Я еще раз привлек внимание публики к своему имени, или хотя бы к своей вымышленной личности; но этот раз был последним. Затем я спросил себя, что мне осталось сделать, и некоторое время ни на что не мог решиться. Мне мешало препятствие весьма существенное. Отрешившись от всех почти естественных человеческих связей, избавившись от всех почти заблуждений, я почувствовал, что жизнь моя держится на одной-единственной нити, нить эта мучительно натянулась, но стала прочнее прежнего, она опутала меня по рукам и ногам, и я не мог себе представить, чтобы нашлась сила, способная разорвать ее.
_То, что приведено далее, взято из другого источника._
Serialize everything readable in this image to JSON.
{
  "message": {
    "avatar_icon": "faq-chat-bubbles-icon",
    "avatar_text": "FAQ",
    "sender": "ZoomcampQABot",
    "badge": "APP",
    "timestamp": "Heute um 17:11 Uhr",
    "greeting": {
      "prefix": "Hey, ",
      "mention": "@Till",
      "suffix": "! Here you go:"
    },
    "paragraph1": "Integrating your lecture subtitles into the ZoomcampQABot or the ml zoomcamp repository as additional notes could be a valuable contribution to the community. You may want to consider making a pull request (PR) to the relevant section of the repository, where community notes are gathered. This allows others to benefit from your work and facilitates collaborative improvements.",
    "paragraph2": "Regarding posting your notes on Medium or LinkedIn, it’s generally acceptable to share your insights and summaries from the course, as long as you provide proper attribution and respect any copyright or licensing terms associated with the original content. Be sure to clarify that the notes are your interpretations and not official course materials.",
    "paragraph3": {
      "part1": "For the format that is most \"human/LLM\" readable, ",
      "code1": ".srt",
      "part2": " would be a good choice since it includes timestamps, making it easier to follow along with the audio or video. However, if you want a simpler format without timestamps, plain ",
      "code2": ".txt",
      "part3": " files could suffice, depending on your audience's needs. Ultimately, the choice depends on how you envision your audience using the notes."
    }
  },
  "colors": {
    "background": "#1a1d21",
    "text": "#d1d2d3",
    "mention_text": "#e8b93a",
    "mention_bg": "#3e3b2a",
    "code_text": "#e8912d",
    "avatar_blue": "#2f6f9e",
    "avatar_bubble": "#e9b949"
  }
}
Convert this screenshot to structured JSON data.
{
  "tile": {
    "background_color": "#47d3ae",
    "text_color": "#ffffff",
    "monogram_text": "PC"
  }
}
Вести от Мадлен почти не доходили до меня, разве что через Оливье, с которым я виделся редко, да через Огюстена, которого госпожа де Ньевр усиленно приглашала, особенно с тех пор, как я перестал у нее бывать. Я смутно знал кое-что о внешней стороне ее жизни: знал, что она поездила по свету, потом поселилась в Ньевре, пробовала дважды или трижды вернуться к привычкам светской жизни в Париже, но почти сразу отказывалась от попытки – без видимых причин и словно во власти беспокойства, выражавшегося в постоянной неустойчивости настроения и в склонности к перемене мест. Несколько раз я видел ее, но украдкою и сквозь такое смятение, что мне казалось, будто она явилась мне в мучительном сне. От этих мимолетных впечатлений в памяти у меня остался странный образ, осунувшееся лицо; казалось, мрачные тона, в которые окрашивалась для меня жизнь, легли тенью на этот светлый лик.